İş birliği
..Yaren'den...
Hayatın monoton olması beni artık sıkıyordu. Yat kalk, yemek ye, okula git, eve gel, her günüm böyleydi. Ankarada bu durumdan çok sıkılmıştım. Sadece duygu vardı orada yanımda, o da hasta olduğundan fazla dışarı çıkmıyordu. İstanbula geldiğimden beri ise, farklı bir durum yoktu doğrusu. Yine aynı düzen ilerliyordu. Bu sıkılmamın ya da zevk almamamın sebebi neydi bilmiyordum. Ya da yeteri kadar merak etmiyorda olabilirdim. Yine sıkıcı günlerden birindeydik. Ders erken saate olduğundan erken kalkmıştım.

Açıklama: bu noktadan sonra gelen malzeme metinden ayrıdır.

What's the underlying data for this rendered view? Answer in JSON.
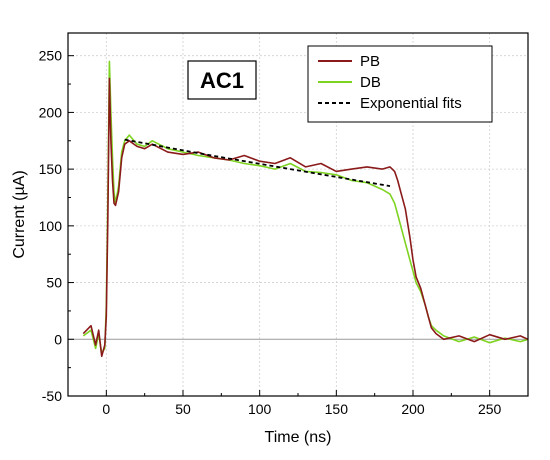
{
  "chart_data": {
    "type": "line",
    "xlabel": "Time (ns)",
    "ylabel": "Current (µA)",
    "xlim": [
      -25,
      275
    ],
    "ylim": [
      -50,
      270
    ],
    "x_ticks": [
      "0",
      "50",
      "100",
      "150",
      "200",
      "250"
    ],
    "y_ticks": [
      "-50",
      "0",
      "50",
      "100",
      "150",
      "200",
      "250"
    ],
    "grid": true,
    "legend_position": "top-right",
    "annotation": "AC1",
    "series": [
      {
        "name": "PB",
        "style": "solid",
        "color": "#8b1a1a",
        "x": [
          -15,
          -10,
          -7,
          -5,
          -3,
          -1,
          0,
          1,
          2,
          3,
          4,
          5,
          6,
          8,
          10,
          12,
          15,
          20,
          25,
          30,
          40,
          50,
          60,
          70,
          80,
          90,
          100,
          110,
          120,
          130,
          140,
          150,
          160,
          170,
          180,
          185,
          188,
          190,
          192,
          195,
          198,
          200,
          202,
          205,
          208,
          210,
          212,
          215,
          220,
          230,
          240,
          250,
          260,
          270,
          275
        ],
        "y": [
          5,
          12,
          -5,
          8,
          -15,
          -5,
          20,
          110,
          230,
          175,
          140,
          120,
          118,
          130,
          160,
          172,
          175,
          170,
          168,
          172,
          165,
          163,
          165,
          160,
          158,
          162,
          157,
          155,
          160,
          152,
          155,
          148,
          150,
          152,
          150,
          152,
          148,
          140,
          130,
          115,
          90,
          70,
          55,
          45,
          30,
          20,
          10,
          5,
          0,
          3,
          -2,
          4,
          0,
          3,
          0
        ]
      },
      {
        "name": "DB",
        "style": "solid",
        "color": "#7ed321",
        "x": [
          -15,
          -10,
          -7,
          -5,
          -3,
          -1,
          0,
          1,
          2,
          3,
          4,
          5,
          6,
          8,
          10,
          12,
          15,
          20,
          25,
          30,
          40,
          50,
          60,
          70,
          80,
          90,
          100,
          110,
          120,
          130,
          140,
          150,
          160,
          170,
          175,
          180,
          185,
          188,
          190,
          192,
          195,
          198,
          200,
          202,
          205,
          208,
          210,
          212,
          215,
          220,
          230,
          240,
          250,
          260,
          270,
          275
        ],
        "y": [
          3,
          8,
          -8,
          5,
          -12,
          -8,
          30,
          130,
          245,
          200,
          160,
          130,
          120,
          135,
          165,
          175,
          180,
          172,
          170,
          175,
          168,
          165,
          162,
          160,
          158,
          155,
          153,
          150,
          155,
          148,
          147,
          145,
          140,
          138,
          135,
          132,
          128,
          120,
          110,
          100,
          85,
          70,
          60,
          50,
          42,
          30,
          20,
          12,
          8,
          3,
          -2,
          2,
          -3,
          1,
          -2,
          0
        ]
      },
      {
        "name": "Exponential fits",
        "style": "dashed",
        "color": "#000000",
        "x": [
          12,
          60,
          120,
          185
        ],
        "y": [
          176,
          164,
          150,
          135
        ]
      }
    ]
  }
}
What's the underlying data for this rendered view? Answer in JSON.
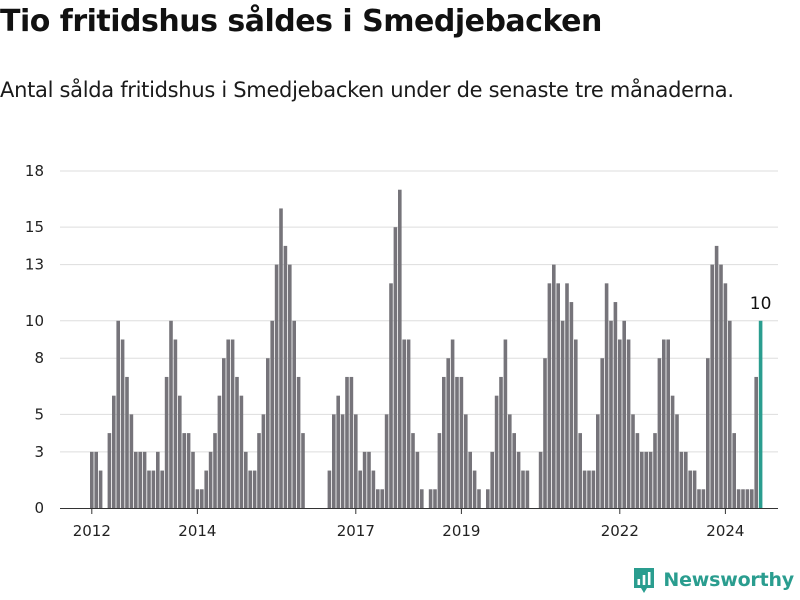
{
  "header": {
    "title": "Tio fritidshus såldes i Smedjebacken",
    "subtitle": "Antal sålda fritidshus i Smedjebacken under de senaste tre månaderna."
  },
  "brand": {
    "name": "Newsworthy",
    "icon": "newsworthy-logo-icon",
    "color": "#2a9d8f"
  },
  "chart_data": {
    "type": "bar",
    "title": "Tio fritidshus såldes i Smedjebacken",
    "subtitle": "Antal sålda fritidshus i Smedjebacken under de senaste tre månaderna.",
    "frequency": "monthly",
    "first_month": "2012-01",
    "values": [
      3,
      3,
      2,
      0,
      4,
      6,
      10,
      9,
      7,
      5,
      3,
      3,
      3,
      2,
      2,
      3,
      2,
      7,
      10,
      9,
      6,
      4,
      4,
      3,
      1,
      1,
      2,
      3,
      4,
      6,
      8,
      9,
      9,
      7,
      6,
      3,
      2,
      2,
      4,
      5,
      8,
      10,
      13,
      16,
      14,
      13,
      10,
      7,
      4,
      0,
      0,
      0,
      0,
      0,
      2,
      5,
      6,
      5,
      7,
      7,
      5,
      2,
      3,
      3,
      2,
      1,
      1,
      5,
      12,
      15,
      17,
      9,
      9,
      4,
      3,
      1,
      0,
      1,
      1,
      4,
      7,
      8,
      9,
      7,
      7,
      5,
      3,
      2,
      1,
      0,
      1,
      3,
      6,
      7,
      9,
      5,
      4,
      3,
      2,
      2,
      0,
      0,
      3,
      8,
      12,
      13,
      12,
      10,
      12,
      11,
      9,
      4,
      2,
      2,
      2,
      5,
      8,
      12,
      10,
      11,
      9,
      10,
      9,
      5,
      4,
      3,
      3,
      3,
      4,
      8,
      9,
      9,
      6,
      5,
      3,
      3,
      2,
      2,
      1,
      1,
      8,
      13,
      14,
      13,
      12,
      10,
      4,
      1,
      1,
      1,
      1,
      7,
      10
    ],
    "highlight": {
      "label": "10",
      "value": 10,
      "color": "#2a9d8f"
    },
    "bar_color": "#76747a",
    "x_ticks": [
      "2012",
      "2014",
      "2017",
      "2019",
      "2022",
      "2024"
    ],
    "y_ticks": [
      "0",
      "3",
      "5",
      "8",
      "10",
      "13",
      "15",
      "18"
    ],
    "ylim": [
      0,
      18
    ],
    "grid": "horizontal",
    "xlabel": "",
    "ylabel": ""
  }
}
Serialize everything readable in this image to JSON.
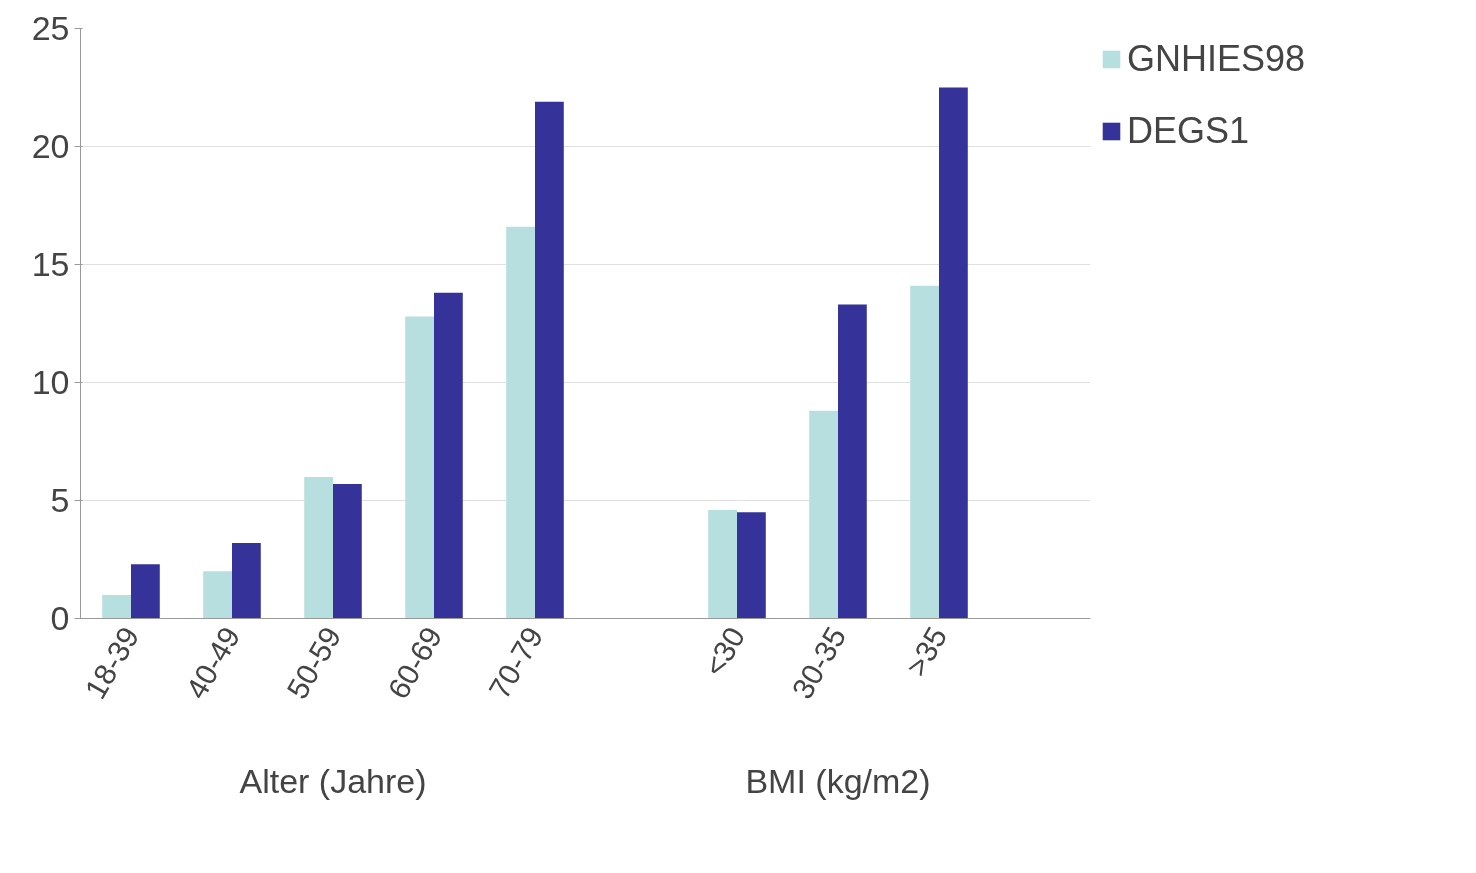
{
  "chart_data": {
    "type": "bar",
    "categories": [
      "18-39",
      "40-49",
      "50-59",
      "60-69",
      "70-79",
      null,
      "<30",
      "30-35",
      ">35",
      null
    ],
    "series": [
      {
        "name": "GNHIES98",
        "color": "#b7dfe0",
        "values": [
          1.0,
          2.0,
          6.0,
          12.8,
          16.6,
          null,
          4.6,
          8.8,
          14.1,
          null
        ]
      },
      {
        "name": "DEGS1",
        "color": "#35339a",
        "values": [
          2.3,
          3.2,
          5.7,
          13.8,
          21.9,
          null,
          4.5,
          13.3,
          22.5,
          null
        ]
      }
    ],
    "ylim": [
      0,
      25
    ],
    "yticks": [
      0,
      5,
      10,
      15,
      20,
      25
    ],
    "grid": "y",
    "legend": "top right",
    "annotations": [
      "Alter (Jahre)",
      "BMI (kg/m2)"
    ]
  }
}
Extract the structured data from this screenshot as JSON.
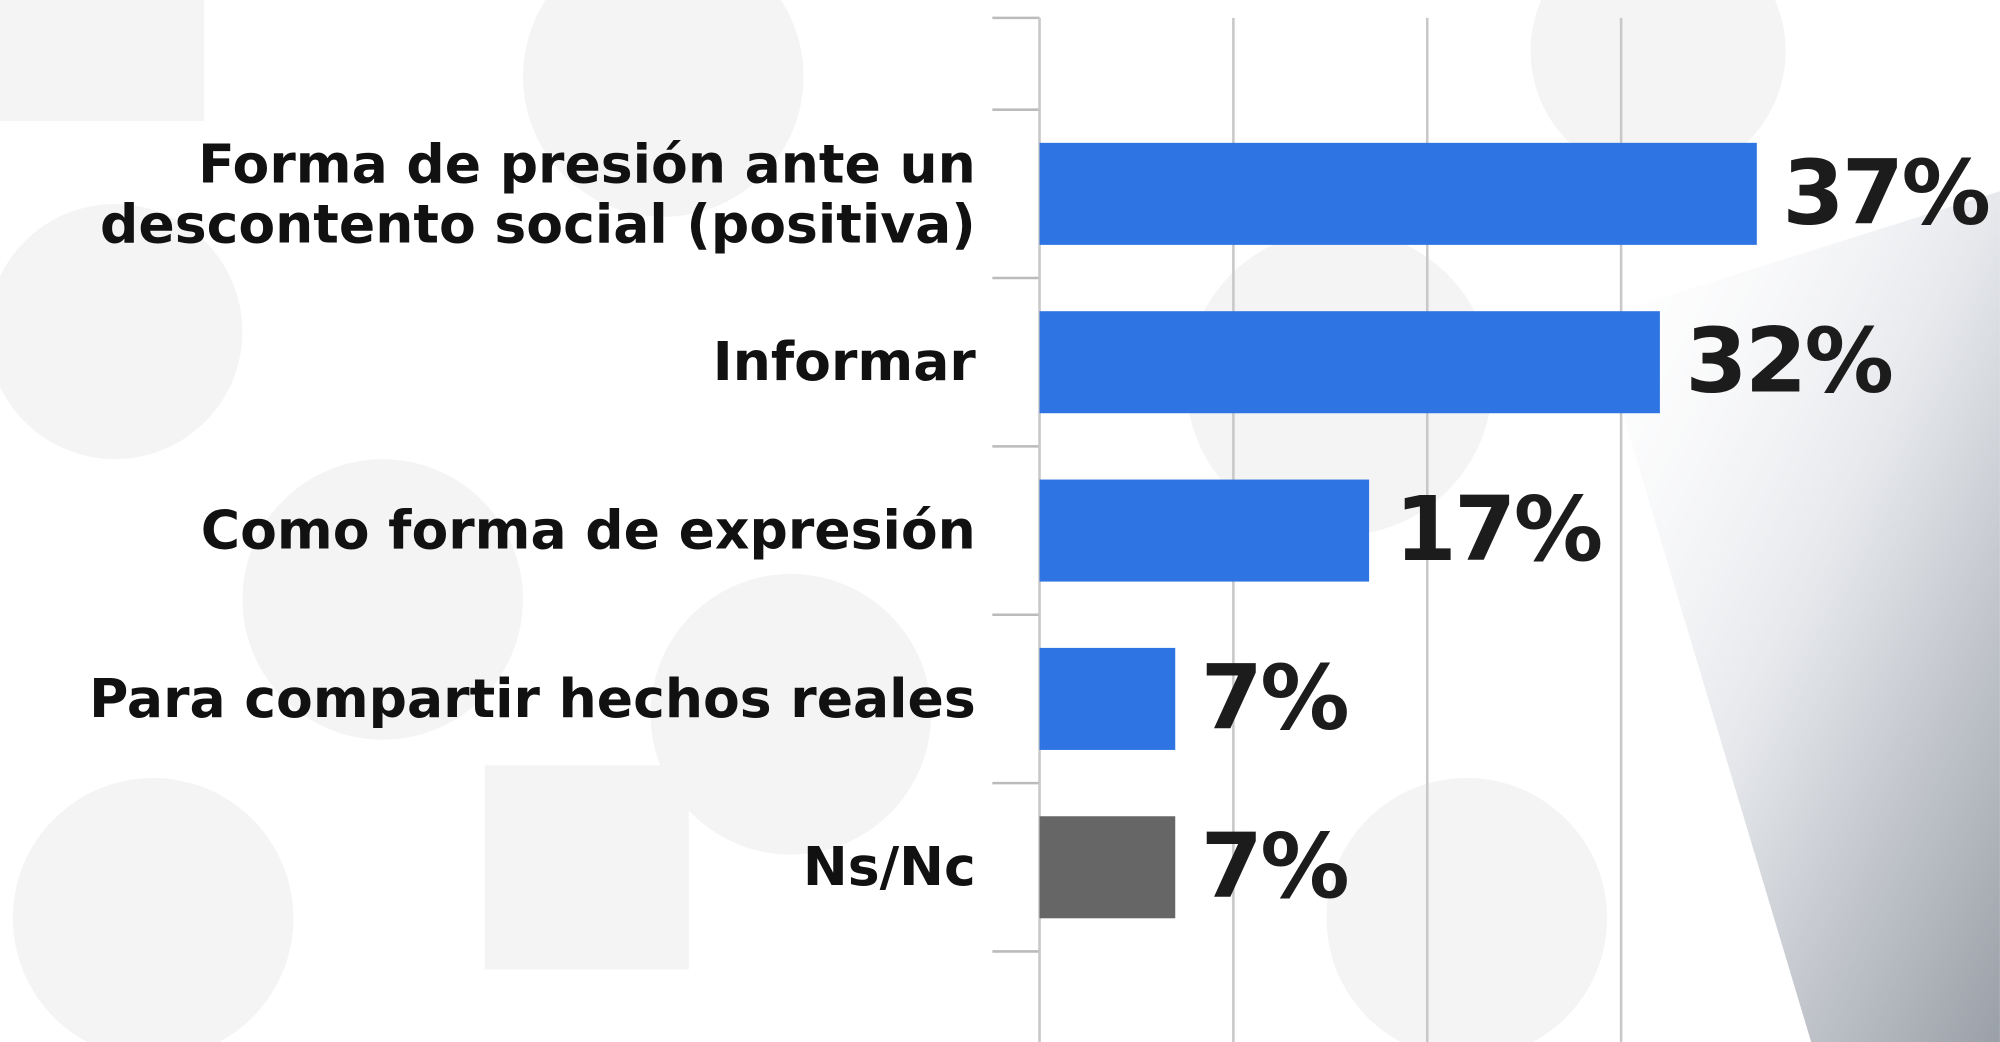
{
  "chart_data": {
    "type": "hbar",
    "categories": [
      "Forma de presión ante un descontento social (positiva)",
      "Informar",
      "Como forma de expresión",
      "Para compartir hechos reales",
      "Ns/Nc"
    ],
    "values": [
      37,
      32,
      17,
      7,
      7
    ],
    "value_labels": [
      "37%",
      "32%",
      "17%",
      "7%",
      "7%"
    ],
    "colors": [
      "#2e74e2",
      "#2e74e2",
      "#2e74e2",
      "#2e74e2",
      "#666666"
    ],
    "xlim": [
      0,
      50
    ],
    "xticks": [
      0,
      10,
      20,
      30
    ],
    "grid": true
  }
}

Saat 8.00 de ders başlayacaktı. Tabi sadece son sınıf olan biz için bu geçerliydi. Diğerleri okulda olan bir fotoğraf kulubü toplantısına gideceklerdi.
Yatağımı topladıktan sonra üzerime krem boğazlı uzun kazak, siyah tayt ve siyah uzun botlarımı giydim. Saçlarımı da düzleştirip Salık bıraktım. Siyah uzun kabanımı ve siyah deri büyük çantamı elime alıp odadan çıktım. Ben çıktığım sırada murat da odadan çıkmıştı. Onun odası benim karşımda kalıyordu.
Gülümseyip yanıma geldi.
" Günaydın yaren"
" Günaydın Murat"
Telefonu çaldığında özür dileyerek cebinden çıkardı.
Kulağına götürdü. " Efendim amca"
Kısa bir karşıyı dinledikten sonra telefonu bir şey demeden kapattı. Yüzü gerginleşmiş, kaşları çatılmıştı.
" Bir şey mi oldu?"
Bana döndüğünde kafasını salladı.
" Oldu, oldu da bunu nasıl halil'e söyleyeceğim ben"
" Kötü bir şey mi?"
" Onun için evet, of amca ya, bir dakika yaren bir babamı aramam lazım belki o halleder"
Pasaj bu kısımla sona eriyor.